The Assumption Management Process
1) Identify and Challenge
- The first step in the “assumptions” management process is identification.
- The phrase “I think” occurs a number of times during a meeting.
- Check the confidence level of the team in completing the project.
- Is there is a lack of confidence in the voices of the team when discussing a project?
- Keep asking the question – what were the original assumptions and are there new ones?
- Challenge all assumptions and constraints.
- Ask If any assumption proves to be false what will be the consequences?
- Collect all assumptions.
- Each assumption must be viewed with an appropriate degree of skepticism.
- Quantify the assumptions as much as possible in order to determine which assumptions have the greatest impact on the project.
- Assumptions should be evaluated according to the confidence level.
- Ask the question – ‘if this assumption is proven incorrect, what will be the likely consequences for the project?’
- Once assumptions are identified and assessed, they must be incorporated into the relevant portion of the project plan.
- Assumptions, combined with what is known, will drive the formation of the project plan with the following:
- Planned tasks
- As assumptions have the potential to impact projects negatively, it is the responsibility of project managers to monitor and manage them.
- Project managers stop assumptions becoming the accepted wisdom by monitoring them.
- It is necessary to track assumptions to assess their impact on the project and to develop contingency plans should they prove to be invalid.
- Assumptions can be simply monitored by regularly reviewing them with the project team.
- In these reviews, the project manager should ensure that follow-up actions are assigned and completed.
- Initial assumptions are rarely static and as a project evolves, assumptions will be proven true or untrue.
- To manage assumptions, a project manager can use the Risk Management Process.
- Ask what would it mean to the project if the assumption turned out to be false.
- Once a project is complete, assumptions should be reviewed as part of an overall “post-project” review process to evaluate all steps taken for identification, assessment, incorporation, and control.
Best Practices For Assumption Management
- Assumptions need to be specific and manageable, and should be based as much on fact as is reasonably possible at the time that the assumption is made.
- It is vital that areas of uncertainty are recorded and the accuracy of the assumption is increased as more data becomes available.
- Assumptions need to be monitored and managed throughout the project lifecycle on an on-going basis in order to review and test any assumptions.
- Assumption management is directly tied to managing risks because they both relate to unknowns.
- It is a best practice to perform a quick review of key assumptions at the same time you are updating the risks.
- Assumptions should be reflected in the Risk Log and reviewed at regular risk meetings.

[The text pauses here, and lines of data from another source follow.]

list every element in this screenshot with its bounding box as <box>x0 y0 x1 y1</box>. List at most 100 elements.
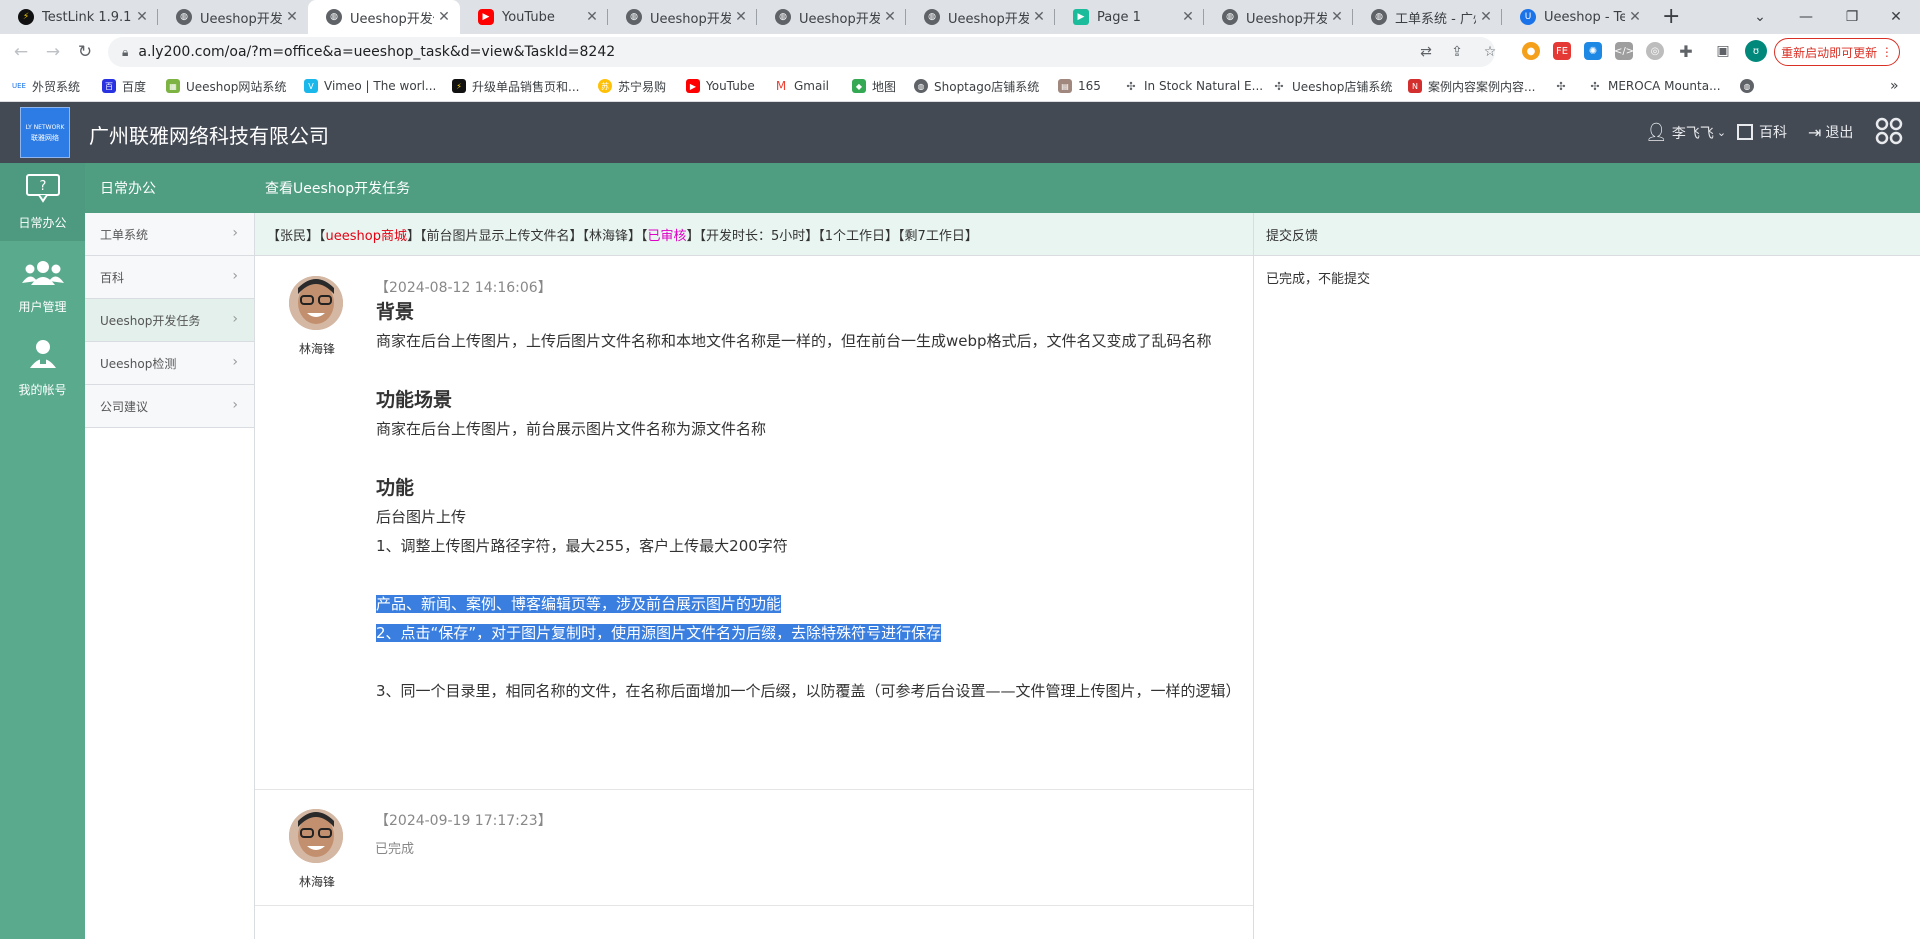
bookmark-item[interactable]: ▤ 165 <box>1058 76 1101 96</box>
close-icon[interactable]: ✕ <box>731 9 751 25</box>
forward-icon[interactable]: → <box>42 41 64 63</box>
close-icon[interactable]: ✕ <box>132 9 152 25</box>
close-icon[interactable]: ✕ <box>582 9 602 25</box>
bookmark-item[interactable]: ▶ YouTube <box>686 76 755 96</box>
menu-item-label: Ueeshop开发任务 <box>100 313 201 328</box>
share-icon[interactable]: ⇪ <box>1447 42 1467 62</box>
rail-item-my-account[interactable]: 我的帐号 <box>0 329 85 407</box>
post-content: 背景 商家在后台上传图片，上传后图片文件名称和本地文件名称是一样的，但在前台一生… <box>376 297 1256 706</box>
ueeshop-icon: U <box>1520 9 1536 25</box>
bookmark-item[interactable]: ⚡ 升级单品销售页和... <box>452 76 579 96</box>
close-icon[interactable]: ✕ <box>1029 9 1049 25</box>
close-icon[interactable]: ✕ <box>1625 9 1645 25</box>
post-time: 【2024-08-12 14:16:06】 <box>375 280 552 296</box>
sidepanel-icon[interactable]: ▣ <box>1714 42 1732 60</box>
rail-item-daily-office[interactable]: ? 日常办公 <box>0 163 85 241</box>
logout-link[interactable]: ⇥ 退出 <box>1808 122 1853 142</box>
new-tab-icon[interactable]: + <box>1662 4 1680 29</box>
logo-text: 联雅网络 <box>31 133 59 142</box>
extension-icon[interactable]: FE <box>1553 42 1571 60</box>
browser-tab[interactable]: ◍ Ueeshop开发任 ✕ <box>906 0 1055 34</box>
browser-tab-active[interactable]: ◍ Ueeshop开发任 ✕ <box>308 0 460 34</box>
tab-title: 工单系统 - 广州 <box>1395 11 1476 27</box>
testlink-icon: ⚡ <box>18 9 34 25</box>
menu-item-ueeshop-dev-tasks[interactable]: Ueeshop开发任务 › <box>85 299 254 342</box>
bookmark-item[interactable]: V Vimeo | The worl... <box>304 76 436 96</box>
task-store-link[interactable]: ueeshop商城 <box>326 225 407 244</box>
bookmark-item[interactable]: ◆ 地图 <box>852 76 896 96</box>
bookmarks-overflow-icon[interactable]: » <box>1890 76 1899 96</box>
extension-icon[interactable]: ✺ <box>1584 42 1602 60</box>
close-icon[interactable]: ✕ <box>1327 9 1347 25</box>
section-heading: 背景 <box>376 301 415 323</box>
bookmark-item[interactable]: 苏苏宁易购 <box>598 76 666 96</box>
bookmark-item[interactable]: ◍ Shoptago店铺系统 <box>914 76 1039 96</box>
app-header: LY NETWORK 联雅网络 广州联雅网络科技有限公司 👤︎ 李飞飞 ⌄ 百科… <box>0 102 1920 163</box>
bookmark-item[interactable]: UEE 外贸系统 <box>12 76 80 96</box>
company-logo[interactable]: LY NETWORK 联雅网络 <box>20 107 70 158</box>
translate-icon[interactable]: ⇄ <box>1416 42 1436 62</box>
bookmark-item[interactable]: ✣ MEROCA Mounta... <box>1588 76 1721 96</box>
extension-icon[interactable]: ● <box>1522 42 1540 60</box>
apps-grid-icon[interactable] <box>1875 116 1903 146</box>
logout-label: 退出 <box>1825 125 1854 141</box>
extension-icon[interactable]: ◎ <box>1646 42 1664 60</box>
browser-tab[interactable]: ▶ YouTube ✕ <box>460 0 608 34</box>
rail-label: 我的帐号 <box>18 383 67 397</box>
globe-icon: ◍ <box>1371 9 1387 25</box>
globe-icon: ◍ <box>914 79 928 93</box>
browser-tab[interactable]: ◍ 工单系统 - 广州 ✕ <box>1353 0 1502 34</box>
menu-item-ticket-system[interactable]: 工单系统 › <box>85 213 254 256</box>
browser-tab[interactable]: ⚡ TestLink 1.9.16 ✕ <box>0 0 158 34</box>
user-name: 李飞飞 <box>1671 125 1714 142</box>
back-icon[interactable]: ← <box>10 41 32 63</box>
bookmark-item[interactable]: ✣ Ueeshop店铺系统 <box>1272 76 1392 96</box>
browser-tab[interactable]: ◍ Ueeshop开发任 ✕ <box>757 0 906 34</box>
rail-item-user-management[interactable]: 用户管理 <box>0 248 85 326</box>
site-icon: ✣ <box>1272 79 1286 93</box>
bookmark-item[interactable]: ✣ In Stock Natural E... <box>1124 76 1263 96</box>
menu-item-baike[interactable]: 百科 › <box>85 256 254 299</box>
close-icon[interactable]: ✕ <box>880 9 900 25</box>
update-button[interactable]: 重新启动即可更新 ⋮ <box>1774 38 1900 66</box>
browser-tab[interactable]: ▶ Page 1 ✕ <box>1055 0 1204 34</box>
bookmark-label: 外贸系统 <box>32 79 81 94</box>
post-text: 已完成 <box>375 842 415 857</box>
browser-toolbar: ← → ↻ 🔒︎ a.ly200.com/oa/?m=office&a=uees… <box>0 34 1920 70</box>
rail-label: 日常办公 <box>18 216 67 230</box>
user-icon: 👤︎ <box>1645 122 1668 143</box>
bookmark-star-icon[interactable]: ☆ <box>1480 42 1500 62</box>
bookmark-item[interactable]: 百百度 <box>102 76 146 96</box>
close-icon[interactable]: ✕ <box>1476 9 1496 25</box>
browser-tab[interactable]: ◍ Ueeshop开发任 ✕ <box>158 0 308 34</box>
suning-icon: 苏 <box>598 79 612 93</box>
bookmark-item[interactable]: ▦ Ueeshop网站系统 <box>166 76 286 96</box>
bookmark-item[interactable]: N 案例内容案例内容... <box>1408 76 1535 96</box>
baike-link[interactable]: 百科 <box>1737 122 1787 142</box>
close-icon[interactable]: ✕ <box>1178 9 1198 25</box>
menu-item-ueeshop-check[interactable]: Ueeshop检测 › <box>85 342 254 385</box>
puzzle-icon[interactable]: ✚ <box>1677 42 1695 61</box>
menu-item-label: 公司建议 <box>100 399 149 414</box>
reload-icon[interactable]: ↻ <box>74 41 96 63</box>
browser-tab[interactable]: ◍ Ueeshop开发任 ✕ <box>608 0 757 34</box>
bookmark-item[interactable]: ✣ <box>1554 76 1574 96</box>
address-bar[interactable]: 🔒︎ a.ly200.com/oa/?m=office&a=ueeshop_ta… <box>108 37 1495 67</box>
close-icon[interactable]: ✕ <box>282 9 302 25</box>
window-close-icon[interactable]: ✕ <box>1866 0 1920 34</box>
browser-tab[interactable]: U Ueeshop - Tean ✕ <box>1502 0 1651 34</box>
bookmark-item[interactable]: M Gmail <box>774 76 829 96</box>
profile-avatar[interactable]: ʊ <box>1745 40 1767 62</box>
company-name: 广州联雅网络科技有限公司 <box>89 124 329 148</box>
chevron-right-icon: › <box>232 311 238 327</box>
bookmark-item[interactable]: ◍ <box>1740 76 1760 96</box>
menu-item-company-suggestions[interactable]: 公司建议 › <box>85 385 254 428</box>
user-menu[interactable]: 👤︎ 李飞飞 ⌄ <box>1645 122 1726 143</box>
tab-title: Ueeshop开发任 <box>350 11 434 27</box>
globe-icon: ◍ <box>626 9 642 25</box>
close-icon[interactable]: ✕ <box>434 9 454 25</box>
extension-icon[interactable]: </> <box>1614 42 1634 60</box>
youtube-icon: ▶ <box>686 79 700 93</box>
users-icon <box>21 259 65 294</box>
browser-tab[interactable]: ◍ Ueeshop开发任 ✕ <box>1204 0 1353 34</box>
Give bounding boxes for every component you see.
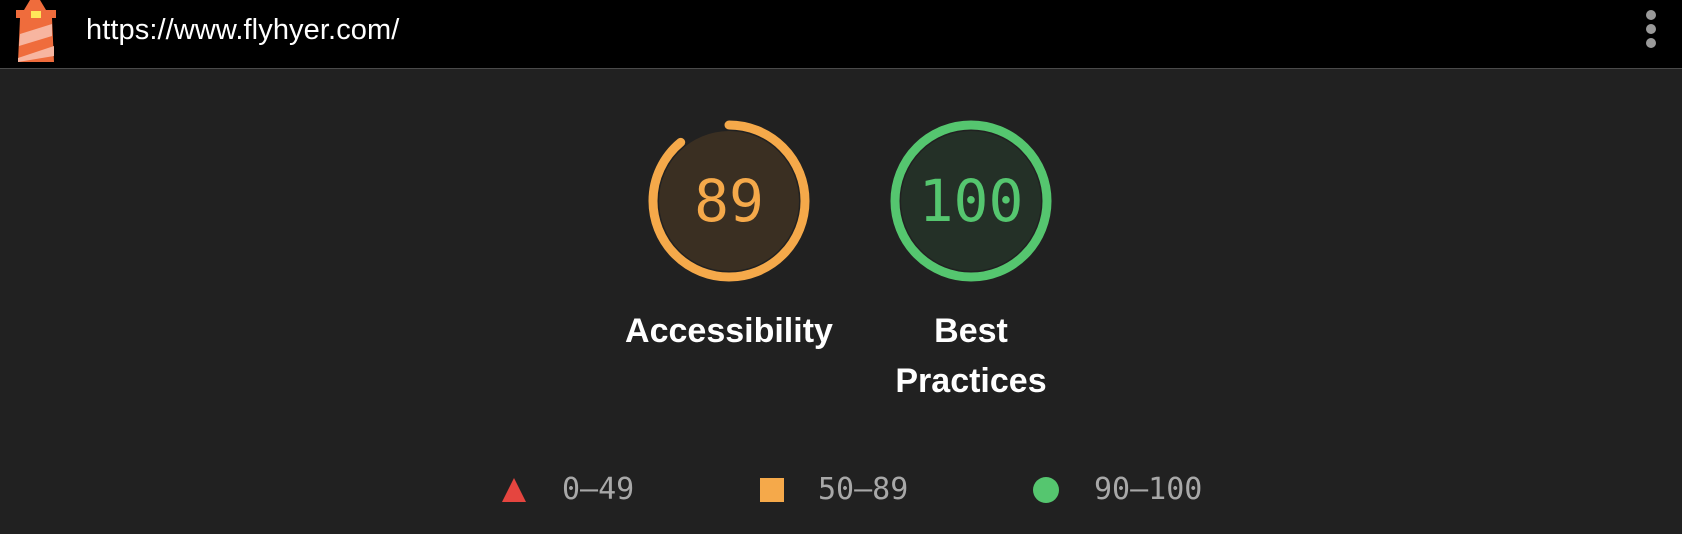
accessibility-label: Accessibility xyxy=(625,312,833,350)
square-icon xyxy=(760,478,784,502)
lighthouse-icon xyxy=(16,0,56,62)
circle-icon xyxy=(1033,477,1059,503)
page-url: https://www.flyhyer.com/ xyxy=(86,14,400,46)
best-practices-score: 100 xyxy=(918,167,1024,235)
more-vertical-icon[interactable] xyxy=(1640,6,1662,52)
legend-range-average: 50–89 xyxy=(818,472,909,507)
accessibility-score: 89 xyxy=(694,167,764,235)
legend-range-pass: 90–100 xyxy=(1094,472,1203,507)
best-practices-label: Best Practices xyxy=(895,312,1047,400)
best-practices-gauge[interactable]: 100 xyxy=(888,118,1054,284)
triangle-icon xyxy=(502,478,526,502)
top-bar: https://www.flyhyer.com/ xyxy=(0,0,1682,69)
accessibility-gauge[interactable]: 89 xyxy=(646,118,812,284)
legend-range-fail: 0–49 xyxy=(562,472,635,507)
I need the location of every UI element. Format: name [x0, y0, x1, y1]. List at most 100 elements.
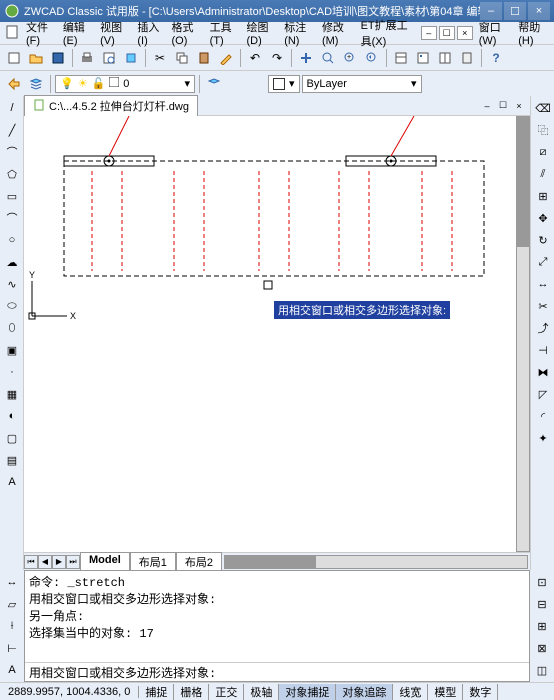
polygon-tool[interactable]: ⬠ — [2, 164, 22, 184]
layer-select[interactable]: 💡 ☀ 🔓 0 ▾ — [55, 75, 195, 93]
open-button[interactable] — [26, 48, 46, 68]
redo-button[interactable]: ↷ — [267, 48, 287, 68]
tab-prev-button[interactable]: ◀ — [38, 555, 52, 569]
rotate-tool[interactable]: ↻ — [533, 230, 553, 250]
color-select[interactable]: ▾ — [268, 75, 300, 93]
menu-修改[interactable]: 修改(M) — [318, 17, 355, 49]
print-button[interactable] — [77, 48, 97, 68]
move-tool[interactable]: ✥ — [533, 208, 553, 228]
menu-插入[interactable]: 插入(I) — [133, 17, 165, 49]
calc-button[interactable] — [457, 48, 477, 68]
tab-first-button[interactable]: ⏮ — [24, 555, 38, 569]
trim-tool[interactable]: ✂ — [533, 296, 553, 316]
point-tool[interactable]: · — [2, 362, 22, 382]
chamfer-tool[interactable]: ◸ — [533, 384, 553, 404]
menu-工具[interactable]: 工具(T) — [206, 17, 241, 49]
status-正交[interactable]: 正交 — [209, 684, 244, 700]
stretch-tool[interactable]: ↔ — [533, 274, 553, 294]
hatch-tool[interactable]: ▦ — [2, 384, 22, 404]
copy-button[interactable] — [172, 48, 192, 68]
new-button[interactable] — [4, 48, 24, 68]
layout-tab-model[interactable]: Model — [80, 552, 130, 572]
inq5-tool[interactable]: ◫ — [532, 660, 552, 680]
dim-tool[interactable]: ⊢ — [2, 638, 22, 658]
cut-button[interactable]: ✂ — [150, 48, 170, 68]
style-tool[interactable]: A — [2, 660, 22, 680]
menu-帮助[interactable]: 帮助(H) — [514, 17, 550, 49]
region-tool[interactable]: ▢ — [2, 428, 22, 448]
status-数字[interactable]: 数字 — [463, 684, 498, 700]
rect-tool[interactable]: ▭ — [2, 186, 22, 206]
area-tool[interactable]: ▱ — [2, 594, 22, 614]
fillet-tool[interactable]: ◜ — [533, 406, 553, 426]
tab-close-button[interactable]: × — [512, 99, 526, 113]
qdim-tool[interactable]: ⟊ — [2, 616, 22, 636]
arc-tool[interactable]: ⌒ — [2, 208, 22, 228]
save-button[interactable] — [48, 48, 68, 68]
inq3-tool[interactable]: ⊞ — [532, 616, 552, 636]
gradient-tool[interactable]: ◐ — [2, 406, 22, 426]
tab-last-button[interactable]: ⏭ — [66, 555, 80, 569]
pan-button[interactable] — [296, 48, 316, 68]
revcloud-tool[interactable]: ☁ — [2, 252, 22, 272]
publish-button[interactable] — [121, 48, 141, 68]
undo-button[interactable]: ↶ — [245, 48, 265, 68]
menu-视图[interactable]: 视图(V) — [96, 17, 131, 49]
menu-et扩展工具[interactable]: ET扩展工具(X) — [357, 15, 419, 51]
dist-tool[interactable]: ↔ — [2, 572, 22, 592]
inq4-tool[interactable]: ⊠ — [532, 638, 552, 658]
text-tool[interactable]: A — [2, 472, 22, 492]
circle-tool[interactable]: ○ — [2, 230, 22, 250]
linetype-select[interactable]: ByLayer ▾ — [302, 75, 422, 93]
status-模型[interactable]: 模型 — [428, 684, 463, 700]
layer-prev-button[interactable] — [4, 74, 24, 94]
extend-tool[interactable]: ⤴ — [533, 318, 553, 338]
inq1-tool[interactable]: ⊡ — [532, 572, 552, 592]
zoom-realtime-button[interactable] — [318, 48, 338, 68]
command-input[interactable] — [29, 665, 525, 679]
vertical-scrollbar[interactable] — [516, 116, 530, 552]
document-tab[interactable]: C:\...4.5.2 拉伸台灯灯杆.dwg — [24, 95, 198, 116]
status-极轴[interactable]: 极轴 — [244, 684, 279, 700]
tool-palette-button[interactable] — [435, 48, 455, 68]
pline-tool[interactable]: ⌒ — [2, 142, 22, 162]
menu-编辑[interactable]: 编辑(E) — [59, 17, 94, 49]
mdi-min-button[interactable]: – — [421, 26, 437, 40]
xline-tool[interactable]: ╱ — [2, 120, 22, 140]
join-tool[interactable]: ⧓ — [533, 362, 553, 382]
scale-tool[interactable]: ⤢ — [533, 252, 553, 272]
tab-next-button[interactable]: ▶ — [52, 555, 66, 569]
print-preview-button[interactable] — [99, 48, 119, 68]
tab-min-button[interactable]: – — [480, 99, 494, 113]
layout-tab-布局2[interactable]: 布局2 — [176, 552, 222, 572]
menu-绘图[interactable]: 绘图(D) — [242, 17, 278, 49]
explode-tool[interactable]: ✦ — [533, 428, 553, 448]
design-center-button[interactable] — [413, 48, 433, 68]
help-button[interactable]: ? — [486, 48, 506, 68]
line-tool[interactable]: / — [2, 98, 22, 118]
status-对象追踪[interactable]: 对象追踪 — [336, 684, 393, 700]
layer-iso-button[interactable] — [204, 74, 224, 94]
status-对象捕捉[interactable]: 对象捕捉 — [279, 684, 336, 700]
offset-tool[interactable]: ⫽ — [533, 164, 553, 184]
match-button[interactable] — [216, 48, 236, 68]
tab-restore-button[interactable]: ☐ — [496, 99, 510, 113]
mirror-tool[interactable]: ⧄ — [533, 142, 553, 162]
copy-tool[interactable]: ⿻ — [533, 120, 553, 140]
table-tool[interactable]: ▤ — [2, 450, 22, 470]
mdi-restore-button[interactable]: ☐ — [439, 26, 455, 40]
menu-格式[interactable]: 格式(O) — [167, 17, 203, 49]
paste-button[interactable] — [194, 48, 214, 68]
ellipse-tool[interactable]: ⬭ — [2, 296, 22, 316]
menu-文件[interactable]: 文件(F) — [22, 17, 57, 49]
mdi-close-button[interactable]: × — [457, 26, 473, 40]
zoom-prev-button[interactable] — [362, 48, 382, 68]
array-tool[interactable]: ⊞ — [533, 186, 553, 206]
status-栅格[interactable]: 栅格 — [174, 684, 209, 700]
coordinates[interactable]: 2889.9957, 1004.4336, 0 — [0, 686, 139, 698]
properties-button[interactable] — [391, 48, 411, 68]
zoom-window-button[interactable]: + — [340, 48, 360, 68]
drawing-canvas[interactable]: X Y 用相交窗口或相交多边形选择对象: — [24, 116, 516, 552]
status-线宽[interactable]: 线宽 — [393, 684, 428, 700]
horizontal-scrollbar[interactable] — [224, 555, 528, 569]
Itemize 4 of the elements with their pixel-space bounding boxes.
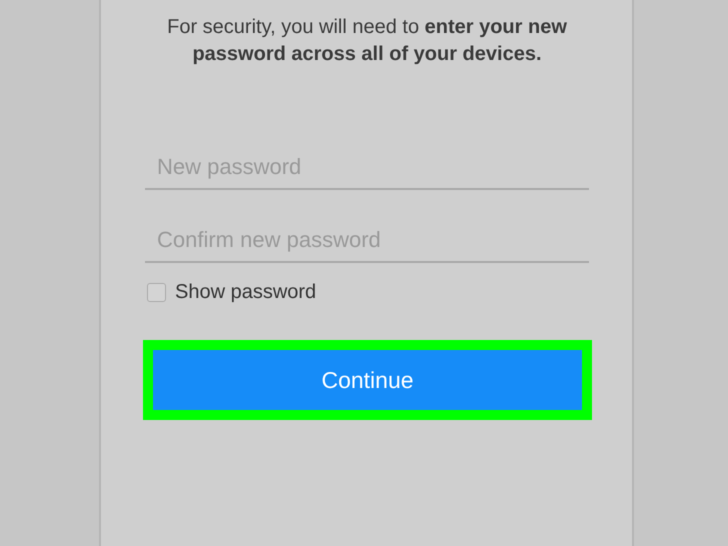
continue-button[interactable]: Continue (153, 350, 582, 410)
security-message: For security, you will need to enter your new password across all of your devices. (166, 15, 568, 67)
show-password-checkbox[interactable] (147, 283, 166, 302)
show-password-label: Show password (175, 281, 316, 304)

- The Risk Log provides a standard means for recording assumptions and how they were derived:
- Determining the ownership of the assumptions.
- Evaluating the stability of and the impact on the project if any of the assumptions prove to be true or false.
- Defining the actions necessary to progress and monitor the assumptions.
- Making provisions for conflicting assumptions.
- Scheduling when assumptions are to be validated and reviewed throughout the life of the project.
- After a project ends, assumptions may need to be reviewed as they could negatively impact the post-project benefits realization process.
The Danger with Assumptions
- The key danger specific to assumptions is that they become accepted wisdom.
- As project changes occur you may not know the exact impact of the change on the project.
- This is why assumptions must be managed throughout the project lifecycle.